The expert declaration did not create a genuine dispute.Enanta's expert pointed to the provisional's general definition of "alkyl," which listed "C2-C12 alkyl" in numerals but then described the range in words as "one to twelve" carbon atoms. The expert opined that, when a numeral and written number conflict, a skilled artisan would likely treat the numeral as the typographical error and would extend that conclusion to other uses of C2-C12 in the provisional.
The Court found that reasoning insufficient. The alleged inconsistency appeared in the general definition of "alkyl," not in the specific substituent -NHC(O)-C2-C12-alkyl within the definition of "substituted." The expert did not identify anything in that specific substituent disclosure showing that a skilled artisan would read C2-C12 as support for C1.
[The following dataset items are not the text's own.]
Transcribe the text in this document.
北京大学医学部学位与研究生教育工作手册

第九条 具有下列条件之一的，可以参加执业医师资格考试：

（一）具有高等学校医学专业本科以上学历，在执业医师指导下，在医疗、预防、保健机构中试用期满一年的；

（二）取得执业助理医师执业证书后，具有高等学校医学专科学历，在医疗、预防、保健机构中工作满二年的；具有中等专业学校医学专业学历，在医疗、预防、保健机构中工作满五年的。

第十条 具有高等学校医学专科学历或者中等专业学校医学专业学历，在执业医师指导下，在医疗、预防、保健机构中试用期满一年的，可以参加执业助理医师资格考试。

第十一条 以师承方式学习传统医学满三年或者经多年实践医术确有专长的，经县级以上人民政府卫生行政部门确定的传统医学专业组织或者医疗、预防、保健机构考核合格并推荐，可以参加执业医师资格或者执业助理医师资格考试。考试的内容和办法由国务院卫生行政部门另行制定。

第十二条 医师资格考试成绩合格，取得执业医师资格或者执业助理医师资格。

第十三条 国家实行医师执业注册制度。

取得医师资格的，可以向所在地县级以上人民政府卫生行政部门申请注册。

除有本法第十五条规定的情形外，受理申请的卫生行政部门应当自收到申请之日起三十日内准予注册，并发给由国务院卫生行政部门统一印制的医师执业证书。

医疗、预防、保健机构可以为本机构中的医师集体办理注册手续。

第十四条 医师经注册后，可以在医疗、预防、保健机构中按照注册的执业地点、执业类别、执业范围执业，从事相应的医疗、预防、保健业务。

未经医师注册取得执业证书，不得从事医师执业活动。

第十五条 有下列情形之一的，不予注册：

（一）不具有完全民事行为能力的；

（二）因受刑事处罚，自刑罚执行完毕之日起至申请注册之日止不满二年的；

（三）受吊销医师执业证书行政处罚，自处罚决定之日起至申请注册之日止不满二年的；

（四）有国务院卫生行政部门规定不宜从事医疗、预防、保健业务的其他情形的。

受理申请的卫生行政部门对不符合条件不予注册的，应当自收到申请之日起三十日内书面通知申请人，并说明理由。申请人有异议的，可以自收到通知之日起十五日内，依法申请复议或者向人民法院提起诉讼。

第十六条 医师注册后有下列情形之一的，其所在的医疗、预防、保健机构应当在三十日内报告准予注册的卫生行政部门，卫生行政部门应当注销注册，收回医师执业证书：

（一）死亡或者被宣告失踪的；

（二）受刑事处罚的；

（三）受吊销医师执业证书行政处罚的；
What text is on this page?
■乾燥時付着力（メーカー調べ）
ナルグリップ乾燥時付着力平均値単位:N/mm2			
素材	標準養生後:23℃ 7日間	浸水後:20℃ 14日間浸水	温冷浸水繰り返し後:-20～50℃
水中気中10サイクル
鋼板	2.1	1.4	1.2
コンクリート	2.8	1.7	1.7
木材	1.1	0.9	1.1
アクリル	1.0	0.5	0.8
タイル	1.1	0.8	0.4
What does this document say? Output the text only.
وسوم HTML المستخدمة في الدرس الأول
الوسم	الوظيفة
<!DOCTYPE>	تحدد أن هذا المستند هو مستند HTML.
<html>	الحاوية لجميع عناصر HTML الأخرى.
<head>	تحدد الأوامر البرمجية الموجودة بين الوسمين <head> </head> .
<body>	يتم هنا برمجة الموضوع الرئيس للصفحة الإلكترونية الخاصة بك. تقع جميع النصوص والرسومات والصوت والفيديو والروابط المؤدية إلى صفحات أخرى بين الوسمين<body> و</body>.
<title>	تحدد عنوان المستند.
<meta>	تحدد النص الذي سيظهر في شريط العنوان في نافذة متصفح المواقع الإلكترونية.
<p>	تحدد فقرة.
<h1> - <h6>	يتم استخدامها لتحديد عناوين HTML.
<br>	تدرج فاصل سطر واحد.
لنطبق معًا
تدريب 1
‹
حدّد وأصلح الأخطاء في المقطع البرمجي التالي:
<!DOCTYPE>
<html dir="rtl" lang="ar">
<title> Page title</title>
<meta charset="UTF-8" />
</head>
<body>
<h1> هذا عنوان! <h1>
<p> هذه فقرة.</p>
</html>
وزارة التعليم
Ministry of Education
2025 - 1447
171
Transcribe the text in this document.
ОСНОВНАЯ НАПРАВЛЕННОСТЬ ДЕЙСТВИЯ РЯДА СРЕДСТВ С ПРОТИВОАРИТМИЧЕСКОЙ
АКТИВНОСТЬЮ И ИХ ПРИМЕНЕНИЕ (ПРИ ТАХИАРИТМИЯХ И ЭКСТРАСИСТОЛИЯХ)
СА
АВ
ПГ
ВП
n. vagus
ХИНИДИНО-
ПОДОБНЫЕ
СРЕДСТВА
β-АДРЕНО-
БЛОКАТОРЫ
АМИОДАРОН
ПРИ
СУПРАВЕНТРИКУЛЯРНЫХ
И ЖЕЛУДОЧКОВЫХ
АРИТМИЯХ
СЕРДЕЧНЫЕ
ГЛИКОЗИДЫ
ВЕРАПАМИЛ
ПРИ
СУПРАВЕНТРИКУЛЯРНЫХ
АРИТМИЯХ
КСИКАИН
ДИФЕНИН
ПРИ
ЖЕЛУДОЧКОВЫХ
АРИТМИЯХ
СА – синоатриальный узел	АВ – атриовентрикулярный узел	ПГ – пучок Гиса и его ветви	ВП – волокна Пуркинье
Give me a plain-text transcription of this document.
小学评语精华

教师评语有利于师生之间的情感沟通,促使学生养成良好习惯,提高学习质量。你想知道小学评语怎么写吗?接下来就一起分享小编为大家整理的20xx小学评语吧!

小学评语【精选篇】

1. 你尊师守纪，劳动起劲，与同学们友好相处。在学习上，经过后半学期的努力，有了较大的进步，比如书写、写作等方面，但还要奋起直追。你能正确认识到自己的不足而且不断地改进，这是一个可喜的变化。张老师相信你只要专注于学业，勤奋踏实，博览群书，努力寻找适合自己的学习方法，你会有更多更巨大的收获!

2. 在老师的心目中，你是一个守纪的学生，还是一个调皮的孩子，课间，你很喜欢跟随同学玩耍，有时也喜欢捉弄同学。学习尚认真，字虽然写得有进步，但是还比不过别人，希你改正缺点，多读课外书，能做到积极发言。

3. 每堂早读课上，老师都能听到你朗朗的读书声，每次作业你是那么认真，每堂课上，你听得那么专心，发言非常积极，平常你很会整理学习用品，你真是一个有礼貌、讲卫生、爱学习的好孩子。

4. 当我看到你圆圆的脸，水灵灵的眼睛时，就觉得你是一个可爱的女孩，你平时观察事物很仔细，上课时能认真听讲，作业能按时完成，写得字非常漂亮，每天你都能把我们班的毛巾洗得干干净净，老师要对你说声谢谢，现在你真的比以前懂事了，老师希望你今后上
The Federal Circuit also rejected Enanta's related arguments that other C1-containing substituents and the separate listing of C1-C12 alkyl in the definition of "substituted" would lead a skilled artisan to view the disputed C2-C12 entry as erroneous. The Court emphasized that the provisional was a highly detailed chemical specification listing dozens of moieties; the applicants were held to what they specifically disclosed and not credited with what they did not disclose.
The ethanol/methanol analogy drove the point home. The Court analogized the issue to asking whether disclosure of ethanol, a two-carbon alcohol, provides written-description support for methanol, a one-carbon alcohol that is highly toxic to people. The example illustrated that disclosure of one chemical compound, or one carbon-count integer, is not necessarily disclosure of a structurally close neighbor.
The result was affirmance. Because the provisional did not disclose -NHC(O)-C1-alkyl, it did not provide written-description support for the later C1 coverage. The '953 patent therefore could not claim the July 20, 2020 provisional priority date. Pfizer's April 6, 2021 disclosure of nirmatrelvir anticipated the claims, and summary judgment of invalidity was affirmed.
Key Takeaways
1. Written description governs priority. A provisional supports priority only for subject matter it actually describes in sufficient detail to show possession. For priority purposes, a range beginning at C2 did not support C1.
2. A typographical error theory is not a substitute for disclosure. The Federal Circuit refused to treat the priority question as a general error-correction exercise.
3. Expert testimony must connect to the operative text. The expert declaration failed because it relied on an alleged inconsistency elsewhere in the provisional, not on the specific substituent that needed written-description support.
4. Chemical drafting leaves little margin for imprecision. In small-molecule cases, a single carbon can change the legal and scientific analysis. Ranges, substituent definitions, Markush groups, examples, and claims should be reconciled before filing.
5. Provisionals should be treated as priority-critical documents. Provisional applications are often prepared quickly, but this case shows that their exact wording can determine whether a later patent survives.
6. Intervening disclosures can turn drafting defects into invalidity.Pfizer's April 2021 nirmatrelvir disclosure fell between Enanta's provisional and Enanta's later C1-containing filing. Once the provisional date was unavailable, that disclosure became anticipatory prior art.
7.A correct result can be affirmed on a different legal path.The District Court focused on error correction; the Federal Circuit affirmed under written description. De novo review allowed the appellate court to apply the governing standard directly.